Vous vous souvenez de ce slogan de campagne de Bill Clinton, qui lui a probablement permis de l’emporter, en 1992, sur Georg W. Bush: « It’s the economy, stupid!»
PAR MARC SCHINDLER
On a envie de le rappeler en suivant la navrante campagne de la présidentielle française, un festival de promesses démagogiques et de coups médiatiques. Quand Emmanuel Macron finit par s’intéresser au sort des salariés de Whirlpool, qui va délocaliser sa production en Pologne, Marine Le Pen saute sur l’occasion pour aller faire des selfies devant les grilles de l’usine. Le premier promet d’aider à trouver un repreneur, la seconde jure que l’usine ne fermera pas, si elle est élue présidente. Plus démago, tu meurs! Les salariés ont trop entendu de ces promesses de campagne pour y croire encore.

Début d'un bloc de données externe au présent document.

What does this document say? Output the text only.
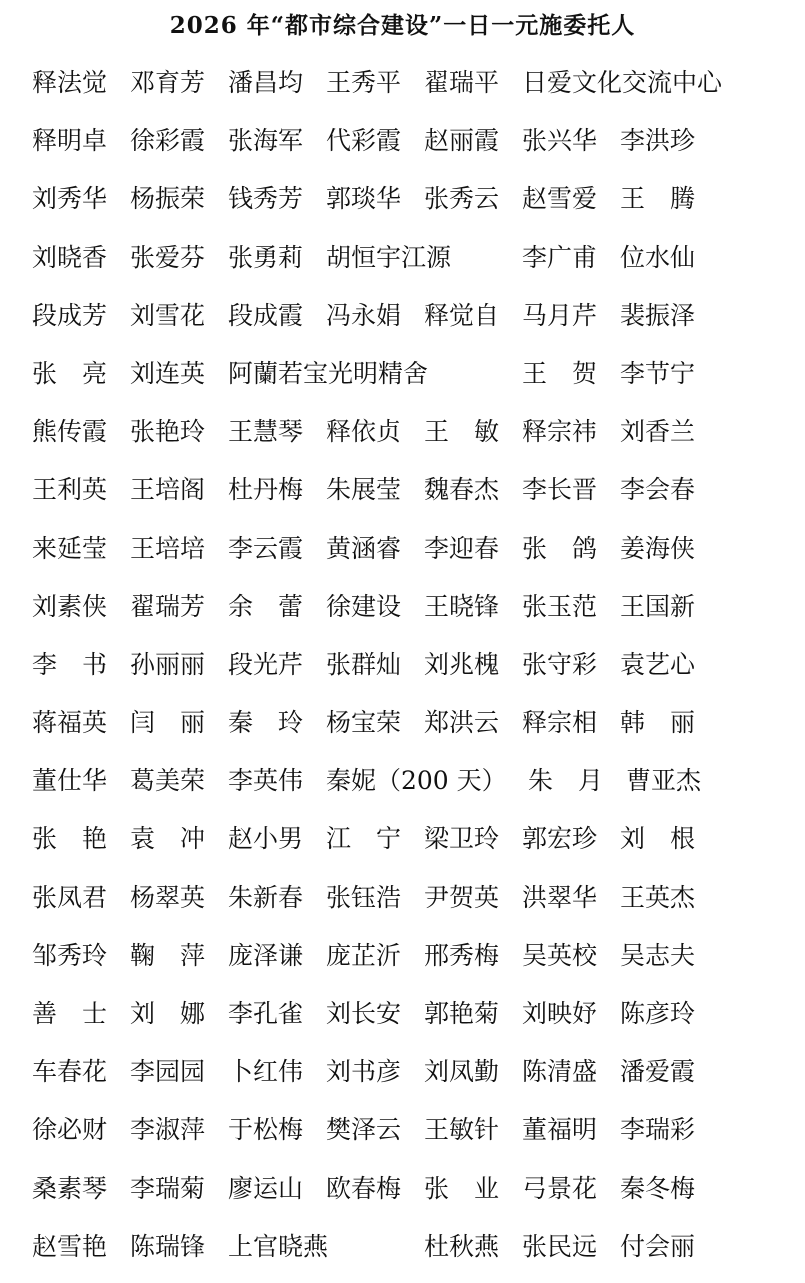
2026 年“都市综合建设”一日一元施委托人
释法觉 邓育芳 潘昌均 王秀平 翟瑞平 日爱文化交流中心
释明卓 徐彩霞 张海军 代彩霞 赵丽霞 张兴华 李洪珍
刘秀华 杨振荣 钱秀芳 郭琰华 张秀云 赵雪爱 王　腾
刘晓香 张爱芬 张勇莉 胡恒宇江源	李广甫 位水仙
段成芳 刘雪花 段成霞 冯永娟 释觉自 马月芹 裴振泽
张　亮 刘连英 阿蘭若宝光明精舍	王　贺 李节宁
熊传霞 张艳玲 王慧琴 释依贞 王　敏 释宗祎 刘香兰
王利英 王培阁 杜丹梅 朱展莹 魏春杰 李长晋 李会春
来延莹 王培培 李云霞 黄涵睿 李迎春 张　鸽 姜海侠
刘素侠 翟瑞芳 余　蕾 徐建设 王晓锋 张玉范 王国新
李　书 孙丽丽 段光芹 张群灿 刘兆槐 张守彩 袁艺心
蒋福英 闫　丽 秦　玲 杨宝荣 郑洪云 释宗相 韩　丽
董仕华 葛美荣 李英伟 秦妮（200 天） 朱　月 曹亚杰
张　艳 袁　冲 赵小男 江　宁 梁卫玲 郭宏珍 刘　根
张凤君 杨翠英 朱新春 张钰浩 尹贺英 洪翠华 王英杰
邹秀玲 鞠　萍 庞泽谦 庞芷沂 邢秀梅 吴英校 吴志夫
善　士 刘　娜 李孔雀 刘长安 郭艳菊 刘映妤 陈彦玲
车春花 李园园 卜红伟 刘书彦 刘凤勤 陈清盛 潘爱霞
徐必财 李淑萍 于松梅 樊泽云 王敏针 董福明 李瑞彩
桑素琴 李瑞菊 廖运山 欧春梅 张　业 弓景花 秦冬梅
赵雪艳 陈瑞锋 上官晓燕	杜秋燕 张民远 付会丽
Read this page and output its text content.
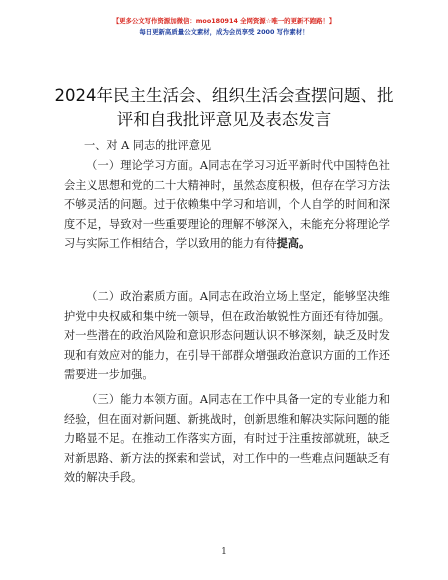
【更多公文写作资源加微信：moo180914 全网资源☆唯一的更新不跑路！】
每日更新高质量公文素材，成为会员享受 2000 写作素材！
2024年民主生活会、组织生活会查摆问题、批
评和自我批评意见及表态发言
一、对 A 同志的批评意见
（一）理论学习方面。A同志在学习习近平新时代中国特色社会主义思想和党的二十大精神时，虽然态度积极，但存在学习方法不够灵活的问题。过于依赖集中学习和培训，个人自学的时间和深度不足，导致对一些重要理论的理解不够深入，未能充分将理论学习与实际工作相结合，学以致用的能力有待提高。
（二）政治素质方面。A同志在政治立场上坚定，能够坚决维护党中央权威和集中统一领导，但在政治敏锐性方面还有待加强。对一些潜在的政治风险和意识形态问题认识不够深刻，缺乏及时发现和有效应对的能力，在引导干部群众增强政治意识方面的工作还需要进一步加强。
（三）能力本领方面。A同志在工作中具备一定的专业能力和经验，但在面对新问题、新挑战时，创新思维和解决实际问题的能力略显不足。在推动工作落实方面，有时过于注重按部就班，缺乏对新思路、新方法的探索和尝试，对工作中的一些难点问题缺乏有效的解决手段。
1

Une semaine avant l’élection, la candidate du Front national refait la Une: elle promettait dans son programme que, présidente, une de ses premières décisions serait de sortir de l’euro, «la monnaie des banquiers, pas du peuple, qui a vécu la baisse de son pouvoir d’achat et le chômage de masse». C’était l’engagement N° 35, la mesure-phare: remettre en place «un protectionnisme intelligent et le rétablissement d’une monnaie nationale face à la concurrence internationale déloyale». Eh bien, on n’avait rien compris. Marine Le Pen jure qu’elle n’a jamais dit que le France sortirait de l’euro. Elle veut seulement le transformer en «une monnaie commune, qui ne concernera pas les achats quotidiens, mais uniquement les grandes entreprises qui font du commerce international». Vous avez compris? Ca veut dire que quand je ferai le plein à une pompe Total, je paierai en franc ou en ECU, mais quand Total achètera du pétrole à l’Arabie saoudite, elle le paiera en euros? Bonjour, le mal de tête!
Pourquoi ce magistral rétropédalage ? Parce que trois Français sur quatre, selon les sondages, ne veulent pas que la France sorte de l’euro. Et aussi parce cela lui a permis de se rapprocher du souverainiste Nicolas Dupont-Aignan, à qui Marine Le Pen a promis le poste de premier ministre si elle est élue présidente. Les promesses du matin n’arrêtent pas le pèlerin. Des bataillons d’économistes et de patrons ont beau dénoncer les conséquences d’une sortie de l’euro pour la France – dévaluation de 15%, inflation qui mange les revenus et les rentes, explosion de la dette – Marine Le Pen déclare que «l’euro est mort …mais pas tout de suite».
Tous les sondages le révèlent, la crise économique et le chômage sont les premiers soucis des Français. Alors, les deux candidats rivalisent de promesses démagogiques pour s’assurer leur vote. Emmanuel Macron promet de soutenir les classes moyennes, en réduisant la taxe d’habitation, en exonérant la cotisation pour les heures supplémentaires. Il veut séduire les patrons en baissant à 25% l’impôt sur les sociétés. Il entend aussi économiser 60 milliards en cinq ans sur les dépenses publiques en supprimant 120 000 postes de fonctionnaires. L’ennui, c’est que ces promesses vont faire perdre une vingtaine de milliards à la France, selon l’Observatoire français des conjonctures économiques. Marine Le Pen, elle, veut conquérir les classes populaire et les électeurs de droite. Elle promet de réduire massivement les impôts, de défiscaliser les heures supplémentaires, de taxer les salariés étrangers au nom de la «priorité nationale à l’emploi» et de frapper d’une taxe de 3% les produits importés. Ces belles promesses vont encore creuser les déficits.
Devant cette avalanche de promesses et de chiffres contradictoires, les électeurs ont de la peine à s’y retrouver. Mais qui lit les programmes des candidats, qui prend encore le temps de s’informer, qui croit encore ces promesses de campagnes qui seront oubliées demain, quand les dures réalités économiques se rappelleront au bon souvenir du nouveau président ou de la nouvelle présidente? Les Français sont saturés de débats politiques et de déclarations fracassantes, après une campagne violente. Les coups médiatiques et les attaques personnelles font le miel des médias. Les chaînes d’info en continu et les réseaux sociaux ont transformé le débat politique en feuilleton à suspense. A chaque jour, à chaque heure, sa «breaking news». Pas étonnant que des millions de Français attendent que le face-à-face du 3 mai entre Emmanuel Macron et Marine Le Pen les décide à choisir leur président. Ou à aller à la pêche, le 7 mai. Les électeurs ne sont pas idiots, simplement, ils ne croient plus les belles promesses d’un avenir radieux.